Er nickt. »Genau« und kommt mir wieder näher und in meinem inneren beginnt alles zu explodieren.
»Das ist merkwürdig«, beginne ich. »Jedes mal, wenn ich dich sehe, deine Näher spüre, jedes mal beginnt es in meinem Inneren zu brennen« Ich gehe einen Schritt weiter zu ihm. »Es ist unbeschreiblich. Ich fühle mich in deiner Nähe so wohl, es ist fast wie dich schon ewig zu kennen, dabei kenne ich dich doch erst seit so kurzer Zeit. Ich liebe dich«
Bei dem Wort liebe zuckt er zusammen und geht eine Schritt zurück. Das Feuer friert ein.

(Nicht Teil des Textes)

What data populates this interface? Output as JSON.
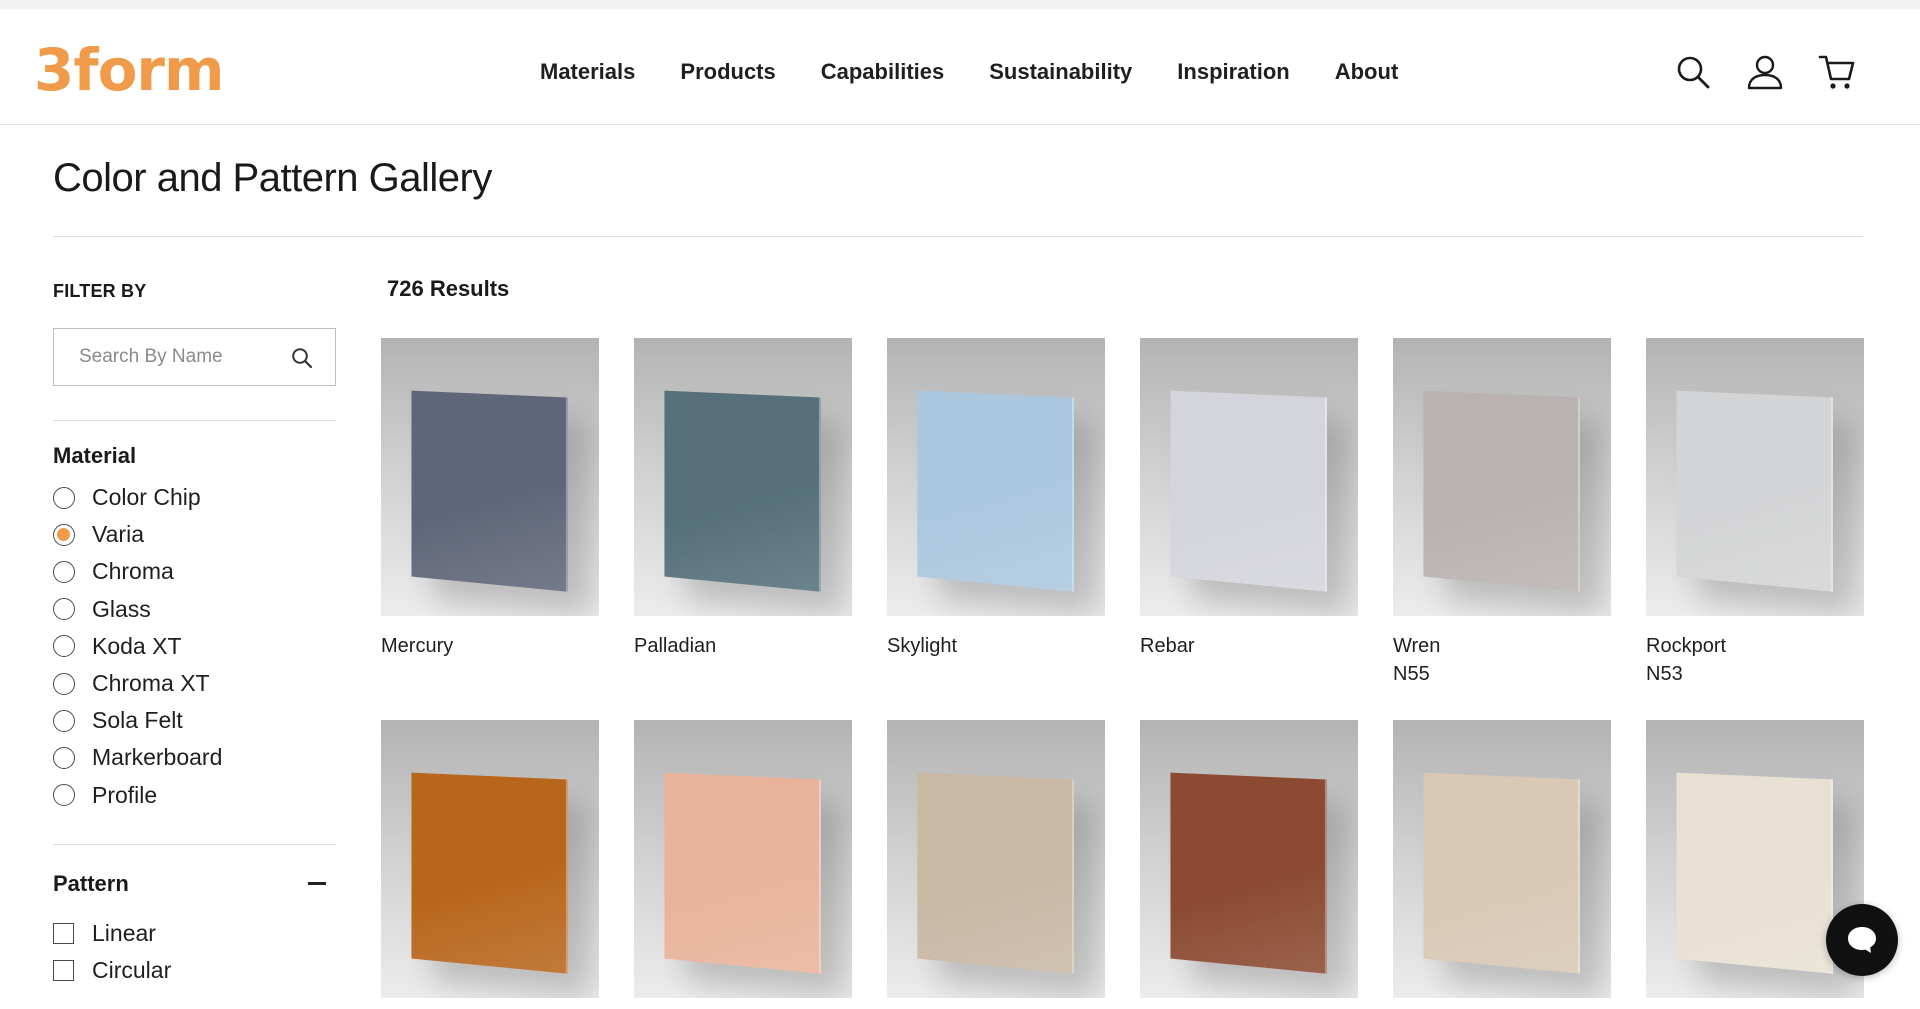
{
  "brand": {
    "logo_text": "3form",
    "accent": "#ef9b4a"
  },
  "nav": {
    "items": [
      {
        "label": "Materials"
      },
      {
        "label": "Products"
      },
      {
        "label": "Capabilities"
      },
      {
        "label": "Sustainability"
      },
      {
        "label": "Inspiration"
      },
      {
        "label": "About"
      }
    ],
    "icons": [
      "search-icon",
      "account-icon",
      "cart-icon"
    ]
  },
  "page": {
    "title": "Color and Pattern Gallery"
  },
  "filters": {
    "heading": "FILTER BY",
    "search": {
      "placeholder": "Search By Name",
      "value": ""
    },
    "material": {
      "title": "Material",
      "options": [
        {
          "label": "Color Chip",
          "checked": false
        },
        {
          "label": "Varia",
          "checked": true
        },
        {
          "label": "Chroma",
          "checked": false
        },
        {
          "label": "Glass",
          "checked": false
        },
        {
          "label": "Koda XT",
          "checked": false
        },
        {
          "label": "Chroma XT",
          "checked": false
        },
        {
          "label": "Sola Felt",
          "checked": false
        },
        {
          "label": "Markerboard",
          "checked": false
        },
        {
          "label": "Profile",
          "checked": false
        }
      ]
    },
    "pattern": {
      "title": "Pattern",
      "options": [
        {
          "label": "Linear",
          "checked": false
        },
        {
          "label": "Circular",
          "checked": false
        }
      ]
    }
  },
  "results": {
    "count_label": "726 Results",
    "items": [
      {
        "name": "Mercury",
        "code": "",
        "color": "#5f6679"
      },
      {
        "name": "Palladian",
        "code": "",
        "color": "#55707a"
      },
      {
        "name": "Skylight",
        "code": "",
        "color": "#abc7de"
      },
      {
        "name": "Rebar",
        "code": "",
        "color": "#d4d4dc"
      },
      {
        "name": "Wren",
        "code": "N55",
        "color": "#b9b2b0"
      },
      {
        "name": "Rockport",
        "code": "N53",
        "color": "#d3d4d5"
      },
      {
        "name": "",
        "code": "",
        "color": "#b8661c"
      },
      {
        "name": "",
        "code": "",
        "color": "#e9b39b"
      },
      {
        "name": "",
        "code": "",
        "color": "#c8b8a4"
      },
      {
        "name": "",
        "code": "",
        "color": "#8b4a31"
      },
      {
        "name": "",
        "code": "",
        "color": "#d8c8b4"
      },
      {
        "name": "",
        "code": "",
        "color": "#e8e0d2"
      }
    ]
  },
  "chat": {
    "icon": "chat-icon"
  }
}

»Ich...ich...mag dich«, stammelt er. »Aber ich liebe dich nicht. Es geht einfach nicht«
Der Eisblock zerspringt, doch er redet weiter. »Es tut mir Leid. Aber ich liebe Emma und Emma liebt mich. Außerdem und das ist das wichtigste: Es geht nicht. Wir sind beide männlich. Wie soll das funktionieren?«
Tränen tropfen auf den Boden doch ich spüre es nicht mehr. Ich spüre nichts mehr. Wie kann er so etwas sagen? Wie kann er so sein?
»Wie soll das funktionieren? Was ist daran anders?« ich drehe mich um und rede leider weiter »Du bist doch nicht besser als sie alle«, immer mehr Tränen bilden sich in meinem Gesicht und ich stürme die Treppe hoch. Wie soll das funktionieren? Oben angekommen renne ich aus dem Haus. Er will nicht, weil er ist wie sie. Was habe ich auch erwartet? Wie kann er auch anders sein? Einfach machen. Wie soll es funktionieren, jemanden zu lieben? Wieso funktioniert es, dann mit Emma? Wo ist der Unterschied?
Ich sinke auf die Wiese. Warum ist das anders? Warum kann es nicht funktionieren? Nur weil ich männlich bin? Er schien mir immer anders zu sein, besonders. Doch er ist gleich. Wie alle anderen auch.
Stunden liege ich auf der Wiese und warte. Warte auf das Ende. Ich spüre den Regen auf meiner Haut, doch ich bleibe liegen. Es ist egal. Unwichtig.
Die Wiese wird weicher und matschiger, doch ich es ist mir egal. Ich werde müde, immer müder. Der Regen wird stärker. Das prasseln des Regens macht mich müde. Meine Augen werde immer schwerer, bis irgendwann alles verschwindet und die Dunkelheit mich empfängt.